Re: strange timestamp in dmesg

From: Andi Kleen
Date: Fri Jun 06 2008 - 09:50:38 EST


Andrew Morton <akpm@xxxxxxxxxxxxxxxxxxxx> writes:

>> supports DPO and FUA
>> [ 9.801761] sd 1:0:1:0: [sdc] 143374744 512-byte hardware sectors (73408 MB)
>> [ 9.673388] sd 1:0:1:0: [sdc] Write Protect is off
>> [ 9.673395] sd 1:0:1:0: [sdc] Mode Sense: ab 00 10 08
>> [ 9.806210] sd 1:0:1:0: [sdc] Write cache: enabled, read cache: enabled,
>> supports DPO and FUA
>> [ 9.806220] sdc: sdc1
>> [ 9.682136] sd 1:0:1:0: [sdc] Attached SCSI disk
>> [ 13.786405] SGI XFS with large block numbers, no debug enabled
>> [ 13.633457] XFS mounting filesystem sdb2
>> [ 13.724345] Starting XFS recovery on filesystem: sdb2 (logdev: internal)
>> [ 14.251356] Ending XFS recovery on filesystem: sdb2 (logdev: internal)
>> [ 15.379298] XFS mounting filesystem sdc1
>> [ 15.468255] Starting XFS recovery on filesystem: sdc1 (logdev: internal)
>> [ 14.514314] Ending XFS recovery on filesystem: sdc1 (logdev: internal)
>> [ 14.767260] warning: `squid' uses 32-bit capabilities (legacy support in use)
>> [ 17.589751] e1000: eth0: e1000_watchdog: NIC Link is Up 1000 Mbps Full
>> Duplex, Flow Control: RX/TX
>>
>
> whoa, that's weird. We've seen timestamps jump forward a single hop of
> ~100000 seconds, but that's all over the place.
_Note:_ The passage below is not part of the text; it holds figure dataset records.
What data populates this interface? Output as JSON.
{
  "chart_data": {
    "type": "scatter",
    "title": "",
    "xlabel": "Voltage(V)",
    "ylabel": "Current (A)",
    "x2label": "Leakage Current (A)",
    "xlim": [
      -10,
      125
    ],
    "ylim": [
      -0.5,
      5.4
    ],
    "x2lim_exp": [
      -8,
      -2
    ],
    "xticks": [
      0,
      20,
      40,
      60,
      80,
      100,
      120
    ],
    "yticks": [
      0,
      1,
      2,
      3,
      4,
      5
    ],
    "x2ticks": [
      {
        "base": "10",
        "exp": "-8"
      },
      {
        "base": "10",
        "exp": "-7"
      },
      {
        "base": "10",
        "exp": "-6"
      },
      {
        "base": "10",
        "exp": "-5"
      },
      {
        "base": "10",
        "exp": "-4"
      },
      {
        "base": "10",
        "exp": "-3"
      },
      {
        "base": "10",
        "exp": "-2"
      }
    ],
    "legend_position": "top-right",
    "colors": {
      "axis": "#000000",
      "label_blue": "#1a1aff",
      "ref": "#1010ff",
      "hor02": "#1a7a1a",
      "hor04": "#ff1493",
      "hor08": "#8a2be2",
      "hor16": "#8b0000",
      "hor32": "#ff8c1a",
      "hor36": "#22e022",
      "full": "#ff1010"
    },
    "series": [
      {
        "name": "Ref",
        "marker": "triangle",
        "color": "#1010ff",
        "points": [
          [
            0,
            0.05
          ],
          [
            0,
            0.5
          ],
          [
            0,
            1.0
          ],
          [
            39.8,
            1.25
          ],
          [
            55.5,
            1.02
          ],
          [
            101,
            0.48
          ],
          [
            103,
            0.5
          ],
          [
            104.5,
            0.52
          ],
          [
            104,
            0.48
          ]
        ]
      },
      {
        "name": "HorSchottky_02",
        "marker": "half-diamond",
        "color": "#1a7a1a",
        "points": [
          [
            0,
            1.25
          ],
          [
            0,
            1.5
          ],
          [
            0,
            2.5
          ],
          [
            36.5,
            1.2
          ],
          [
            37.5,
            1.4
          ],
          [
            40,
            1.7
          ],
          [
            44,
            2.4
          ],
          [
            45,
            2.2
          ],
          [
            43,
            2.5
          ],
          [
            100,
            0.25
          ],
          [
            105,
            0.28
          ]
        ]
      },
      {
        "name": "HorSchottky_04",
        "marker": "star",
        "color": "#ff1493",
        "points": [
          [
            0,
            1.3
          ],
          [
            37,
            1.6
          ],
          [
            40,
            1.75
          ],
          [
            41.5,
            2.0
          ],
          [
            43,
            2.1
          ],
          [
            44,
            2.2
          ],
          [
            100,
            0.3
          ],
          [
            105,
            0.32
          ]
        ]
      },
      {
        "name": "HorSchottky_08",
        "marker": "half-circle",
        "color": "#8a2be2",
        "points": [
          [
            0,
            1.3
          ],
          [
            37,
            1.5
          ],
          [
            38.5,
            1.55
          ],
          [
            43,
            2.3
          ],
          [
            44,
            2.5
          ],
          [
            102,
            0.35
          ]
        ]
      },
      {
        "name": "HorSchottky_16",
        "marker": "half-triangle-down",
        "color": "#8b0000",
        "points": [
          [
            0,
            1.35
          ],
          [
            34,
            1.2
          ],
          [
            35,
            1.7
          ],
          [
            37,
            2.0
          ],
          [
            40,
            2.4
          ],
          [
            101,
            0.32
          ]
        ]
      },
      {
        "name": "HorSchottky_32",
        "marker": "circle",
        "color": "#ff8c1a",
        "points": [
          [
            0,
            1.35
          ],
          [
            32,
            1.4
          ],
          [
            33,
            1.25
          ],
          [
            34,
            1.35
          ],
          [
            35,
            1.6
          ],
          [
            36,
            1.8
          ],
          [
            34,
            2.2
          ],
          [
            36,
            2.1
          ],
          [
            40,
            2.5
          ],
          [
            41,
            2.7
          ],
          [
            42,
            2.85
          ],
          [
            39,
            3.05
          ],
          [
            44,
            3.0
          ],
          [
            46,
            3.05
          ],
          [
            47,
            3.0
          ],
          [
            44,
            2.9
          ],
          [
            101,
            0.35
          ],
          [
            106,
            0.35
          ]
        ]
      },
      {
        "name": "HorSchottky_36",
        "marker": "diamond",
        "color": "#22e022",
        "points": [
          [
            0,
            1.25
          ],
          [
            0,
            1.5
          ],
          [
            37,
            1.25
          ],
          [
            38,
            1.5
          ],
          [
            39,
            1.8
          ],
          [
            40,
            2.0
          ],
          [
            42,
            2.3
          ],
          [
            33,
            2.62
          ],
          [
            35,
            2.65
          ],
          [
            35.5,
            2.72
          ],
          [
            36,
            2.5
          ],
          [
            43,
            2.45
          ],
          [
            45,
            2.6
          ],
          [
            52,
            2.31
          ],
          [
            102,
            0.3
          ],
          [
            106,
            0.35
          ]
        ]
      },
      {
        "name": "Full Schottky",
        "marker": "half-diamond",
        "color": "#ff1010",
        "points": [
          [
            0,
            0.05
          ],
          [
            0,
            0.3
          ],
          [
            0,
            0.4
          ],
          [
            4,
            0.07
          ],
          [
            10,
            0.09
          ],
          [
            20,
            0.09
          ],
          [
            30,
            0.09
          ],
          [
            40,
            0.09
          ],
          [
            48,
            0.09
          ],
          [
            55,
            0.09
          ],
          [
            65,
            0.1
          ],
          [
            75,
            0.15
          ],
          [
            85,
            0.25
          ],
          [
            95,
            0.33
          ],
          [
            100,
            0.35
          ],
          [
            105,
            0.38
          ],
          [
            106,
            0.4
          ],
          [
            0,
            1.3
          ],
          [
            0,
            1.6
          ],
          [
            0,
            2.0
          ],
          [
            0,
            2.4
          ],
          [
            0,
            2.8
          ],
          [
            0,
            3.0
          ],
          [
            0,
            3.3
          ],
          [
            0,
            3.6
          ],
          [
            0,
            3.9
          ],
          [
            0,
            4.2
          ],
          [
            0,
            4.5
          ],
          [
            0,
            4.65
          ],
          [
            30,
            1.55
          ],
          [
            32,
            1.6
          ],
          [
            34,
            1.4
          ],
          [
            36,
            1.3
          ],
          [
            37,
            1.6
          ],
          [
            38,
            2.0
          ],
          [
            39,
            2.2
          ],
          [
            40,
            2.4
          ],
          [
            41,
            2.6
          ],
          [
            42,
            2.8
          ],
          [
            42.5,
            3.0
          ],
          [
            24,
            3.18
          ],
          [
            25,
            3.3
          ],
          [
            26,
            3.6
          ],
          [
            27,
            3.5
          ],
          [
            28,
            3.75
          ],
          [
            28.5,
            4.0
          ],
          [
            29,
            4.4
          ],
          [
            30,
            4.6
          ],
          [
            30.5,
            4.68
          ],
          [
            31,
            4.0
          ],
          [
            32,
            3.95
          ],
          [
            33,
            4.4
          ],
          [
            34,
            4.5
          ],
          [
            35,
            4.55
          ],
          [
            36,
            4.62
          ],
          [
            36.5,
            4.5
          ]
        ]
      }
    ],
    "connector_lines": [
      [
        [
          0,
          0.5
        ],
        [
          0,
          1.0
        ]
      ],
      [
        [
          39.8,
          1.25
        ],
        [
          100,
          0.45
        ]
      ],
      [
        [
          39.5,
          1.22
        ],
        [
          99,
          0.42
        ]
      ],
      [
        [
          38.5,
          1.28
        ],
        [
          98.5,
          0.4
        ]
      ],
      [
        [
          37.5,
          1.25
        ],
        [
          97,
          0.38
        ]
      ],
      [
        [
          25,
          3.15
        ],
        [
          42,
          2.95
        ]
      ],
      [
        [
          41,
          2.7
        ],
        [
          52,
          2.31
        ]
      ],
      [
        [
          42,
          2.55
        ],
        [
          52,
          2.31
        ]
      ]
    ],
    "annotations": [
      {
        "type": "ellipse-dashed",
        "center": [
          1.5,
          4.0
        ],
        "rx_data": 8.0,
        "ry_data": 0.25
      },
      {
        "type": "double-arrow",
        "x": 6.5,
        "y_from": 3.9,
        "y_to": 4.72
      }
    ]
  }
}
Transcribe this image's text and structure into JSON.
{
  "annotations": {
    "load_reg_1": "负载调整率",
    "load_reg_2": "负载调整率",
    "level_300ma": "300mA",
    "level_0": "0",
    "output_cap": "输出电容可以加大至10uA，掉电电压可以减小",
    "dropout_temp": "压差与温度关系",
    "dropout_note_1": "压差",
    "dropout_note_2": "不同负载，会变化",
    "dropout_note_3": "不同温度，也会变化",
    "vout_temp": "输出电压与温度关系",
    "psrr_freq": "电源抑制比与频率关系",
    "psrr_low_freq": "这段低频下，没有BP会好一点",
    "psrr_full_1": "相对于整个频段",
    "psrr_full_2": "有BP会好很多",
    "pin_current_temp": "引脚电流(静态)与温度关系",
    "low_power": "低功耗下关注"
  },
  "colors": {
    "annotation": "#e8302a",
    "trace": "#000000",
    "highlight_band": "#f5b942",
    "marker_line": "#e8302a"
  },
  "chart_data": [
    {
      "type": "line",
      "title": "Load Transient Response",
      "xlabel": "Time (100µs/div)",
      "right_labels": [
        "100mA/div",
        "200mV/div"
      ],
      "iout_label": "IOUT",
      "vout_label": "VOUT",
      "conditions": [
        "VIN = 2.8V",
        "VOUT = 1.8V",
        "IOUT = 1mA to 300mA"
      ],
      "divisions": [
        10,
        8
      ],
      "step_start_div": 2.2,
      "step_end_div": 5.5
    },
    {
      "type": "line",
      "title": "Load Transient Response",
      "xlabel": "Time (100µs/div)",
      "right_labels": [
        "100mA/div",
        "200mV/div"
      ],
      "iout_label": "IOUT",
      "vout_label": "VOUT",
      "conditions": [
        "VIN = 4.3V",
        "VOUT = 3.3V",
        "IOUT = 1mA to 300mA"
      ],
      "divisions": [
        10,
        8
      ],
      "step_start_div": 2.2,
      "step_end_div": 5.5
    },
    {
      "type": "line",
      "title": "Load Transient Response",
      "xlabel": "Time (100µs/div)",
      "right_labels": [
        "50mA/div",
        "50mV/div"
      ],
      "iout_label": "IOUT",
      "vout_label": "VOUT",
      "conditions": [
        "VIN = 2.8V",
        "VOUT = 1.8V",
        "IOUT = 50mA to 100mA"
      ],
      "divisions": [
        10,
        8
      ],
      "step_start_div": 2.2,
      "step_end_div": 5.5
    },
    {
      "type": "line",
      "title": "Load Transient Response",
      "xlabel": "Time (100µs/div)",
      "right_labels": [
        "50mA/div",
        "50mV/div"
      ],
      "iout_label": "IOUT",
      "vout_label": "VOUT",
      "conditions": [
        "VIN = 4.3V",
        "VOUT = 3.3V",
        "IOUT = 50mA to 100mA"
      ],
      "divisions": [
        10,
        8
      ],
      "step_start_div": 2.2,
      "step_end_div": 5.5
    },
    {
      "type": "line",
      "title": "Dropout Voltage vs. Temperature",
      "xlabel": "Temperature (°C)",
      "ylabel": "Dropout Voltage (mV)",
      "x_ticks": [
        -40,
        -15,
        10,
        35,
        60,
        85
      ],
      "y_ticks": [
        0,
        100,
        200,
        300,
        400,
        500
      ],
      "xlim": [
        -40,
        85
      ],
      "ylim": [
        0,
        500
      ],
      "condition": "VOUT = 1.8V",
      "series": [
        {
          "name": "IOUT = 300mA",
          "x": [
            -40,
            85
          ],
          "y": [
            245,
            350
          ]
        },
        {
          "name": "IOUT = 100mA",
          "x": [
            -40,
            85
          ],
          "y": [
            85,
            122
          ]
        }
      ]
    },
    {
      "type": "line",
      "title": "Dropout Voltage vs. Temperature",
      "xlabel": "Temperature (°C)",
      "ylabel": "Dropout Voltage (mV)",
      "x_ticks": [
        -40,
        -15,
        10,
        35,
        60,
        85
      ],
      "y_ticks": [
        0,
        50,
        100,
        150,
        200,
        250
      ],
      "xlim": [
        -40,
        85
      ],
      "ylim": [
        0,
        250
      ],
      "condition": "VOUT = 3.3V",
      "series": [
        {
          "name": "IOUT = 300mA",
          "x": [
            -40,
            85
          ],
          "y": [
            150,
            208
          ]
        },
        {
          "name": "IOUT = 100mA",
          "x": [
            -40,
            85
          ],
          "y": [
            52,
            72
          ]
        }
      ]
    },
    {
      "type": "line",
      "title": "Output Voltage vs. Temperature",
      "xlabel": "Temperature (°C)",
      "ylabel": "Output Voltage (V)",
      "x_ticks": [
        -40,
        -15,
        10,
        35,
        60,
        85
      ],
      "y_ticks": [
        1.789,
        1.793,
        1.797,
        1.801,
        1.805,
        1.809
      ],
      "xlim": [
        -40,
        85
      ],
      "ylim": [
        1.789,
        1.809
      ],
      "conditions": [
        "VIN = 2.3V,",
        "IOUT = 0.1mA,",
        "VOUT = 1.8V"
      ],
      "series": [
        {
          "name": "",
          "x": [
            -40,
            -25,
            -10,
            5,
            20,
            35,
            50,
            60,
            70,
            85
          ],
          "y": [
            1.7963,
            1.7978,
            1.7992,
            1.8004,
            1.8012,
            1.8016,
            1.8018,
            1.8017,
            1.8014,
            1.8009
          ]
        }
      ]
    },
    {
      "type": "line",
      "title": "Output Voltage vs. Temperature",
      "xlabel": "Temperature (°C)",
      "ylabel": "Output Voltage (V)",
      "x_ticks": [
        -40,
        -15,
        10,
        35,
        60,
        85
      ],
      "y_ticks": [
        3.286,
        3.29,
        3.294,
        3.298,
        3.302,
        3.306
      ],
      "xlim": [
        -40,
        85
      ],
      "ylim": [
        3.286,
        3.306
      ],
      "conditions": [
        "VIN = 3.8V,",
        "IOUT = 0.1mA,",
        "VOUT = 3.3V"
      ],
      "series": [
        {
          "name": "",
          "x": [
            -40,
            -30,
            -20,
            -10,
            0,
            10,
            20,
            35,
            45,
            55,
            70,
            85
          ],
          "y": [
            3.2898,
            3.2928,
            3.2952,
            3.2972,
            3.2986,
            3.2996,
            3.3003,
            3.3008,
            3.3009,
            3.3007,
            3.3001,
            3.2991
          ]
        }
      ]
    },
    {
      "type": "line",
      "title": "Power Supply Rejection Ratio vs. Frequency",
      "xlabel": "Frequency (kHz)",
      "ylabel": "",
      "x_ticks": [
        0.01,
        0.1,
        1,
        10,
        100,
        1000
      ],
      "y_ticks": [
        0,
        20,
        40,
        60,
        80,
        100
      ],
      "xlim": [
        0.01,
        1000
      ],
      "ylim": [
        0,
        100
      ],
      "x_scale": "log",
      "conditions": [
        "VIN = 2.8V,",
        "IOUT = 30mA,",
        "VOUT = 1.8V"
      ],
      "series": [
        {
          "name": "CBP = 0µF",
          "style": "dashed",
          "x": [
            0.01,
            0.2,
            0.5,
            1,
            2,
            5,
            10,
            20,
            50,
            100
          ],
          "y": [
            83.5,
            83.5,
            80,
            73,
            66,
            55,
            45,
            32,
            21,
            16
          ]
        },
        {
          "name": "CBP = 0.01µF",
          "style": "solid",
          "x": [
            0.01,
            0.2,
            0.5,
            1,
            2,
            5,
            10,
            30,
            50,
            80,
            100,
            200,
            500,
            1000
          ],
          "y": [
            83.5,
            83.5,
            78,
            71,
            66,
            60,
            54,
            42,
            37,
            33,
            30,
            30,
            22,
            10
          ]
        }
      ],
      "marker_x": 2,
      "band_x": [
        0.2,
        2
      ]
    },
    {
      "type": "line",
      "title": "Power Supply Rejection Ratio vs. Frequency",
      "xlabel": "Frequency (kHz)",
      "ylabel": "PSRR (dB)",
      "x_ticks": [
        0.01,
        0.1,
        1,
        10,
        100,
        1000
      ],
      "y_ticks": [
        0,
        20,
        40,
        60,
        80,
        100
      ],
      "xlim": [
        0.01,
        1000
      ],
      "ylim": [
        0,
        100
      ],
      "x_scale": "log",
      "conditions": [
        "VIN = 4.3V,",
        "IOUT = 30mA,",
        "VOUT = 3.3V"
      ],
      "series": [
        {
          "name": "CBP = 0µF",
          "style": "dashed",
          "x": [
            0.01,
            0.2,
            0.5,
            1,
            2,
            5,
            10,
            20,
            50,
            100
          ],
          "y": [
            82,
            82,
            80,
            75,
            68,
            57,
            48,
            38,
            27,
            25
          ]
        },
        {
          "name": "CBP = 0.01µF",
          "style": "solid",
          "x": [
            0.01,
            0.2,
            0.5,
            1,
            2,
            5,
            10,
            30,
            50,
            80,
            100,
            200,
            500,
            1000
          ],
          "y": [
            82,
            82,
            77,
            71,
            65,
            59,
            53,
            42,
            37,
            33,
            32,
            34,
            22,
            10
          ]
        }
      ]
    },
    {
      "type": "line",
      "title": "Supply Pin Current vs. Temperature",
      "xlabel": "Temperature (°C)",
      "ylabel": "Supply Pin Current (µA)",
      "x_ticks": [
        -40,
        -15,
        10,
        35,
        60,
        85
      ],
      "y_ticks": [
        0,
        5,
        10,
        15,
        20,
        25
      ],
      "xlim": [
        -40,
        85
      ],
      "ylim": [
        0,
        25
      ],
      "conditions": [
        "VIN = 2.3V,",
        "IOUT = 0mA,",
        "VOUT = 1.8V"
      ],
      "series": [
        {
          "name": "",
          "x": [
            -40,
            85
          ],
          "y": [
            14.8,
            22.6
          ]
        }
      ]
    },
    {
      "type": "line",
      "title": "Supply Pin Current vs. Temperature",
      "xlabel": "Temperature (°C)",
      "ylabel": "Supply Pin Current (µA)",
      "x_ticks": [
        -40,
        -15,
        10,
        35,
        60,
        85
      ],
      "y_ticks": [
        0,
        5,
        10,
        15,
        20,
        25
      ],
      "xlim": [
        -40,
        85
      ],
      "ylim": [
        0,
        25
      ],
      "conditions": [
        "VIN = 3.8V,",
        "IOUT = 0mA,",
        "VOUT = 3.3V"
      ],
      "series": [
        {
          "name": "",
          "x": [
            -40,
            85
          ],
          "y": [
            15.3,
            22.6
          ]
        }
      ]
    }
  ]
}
No it's expected since printk uses sched_clock() and sched clock is not synchronous
between CPUs on systems without synchronized/invariant TSC (like Opteron)
All sched_clock() users are expected to handle it.

I always advocated just always using jiffies for printk. The only drawback would
be that it won't increase in interrupt off sections, but if you have
one that is longer than a jiffie then you have enough other problems.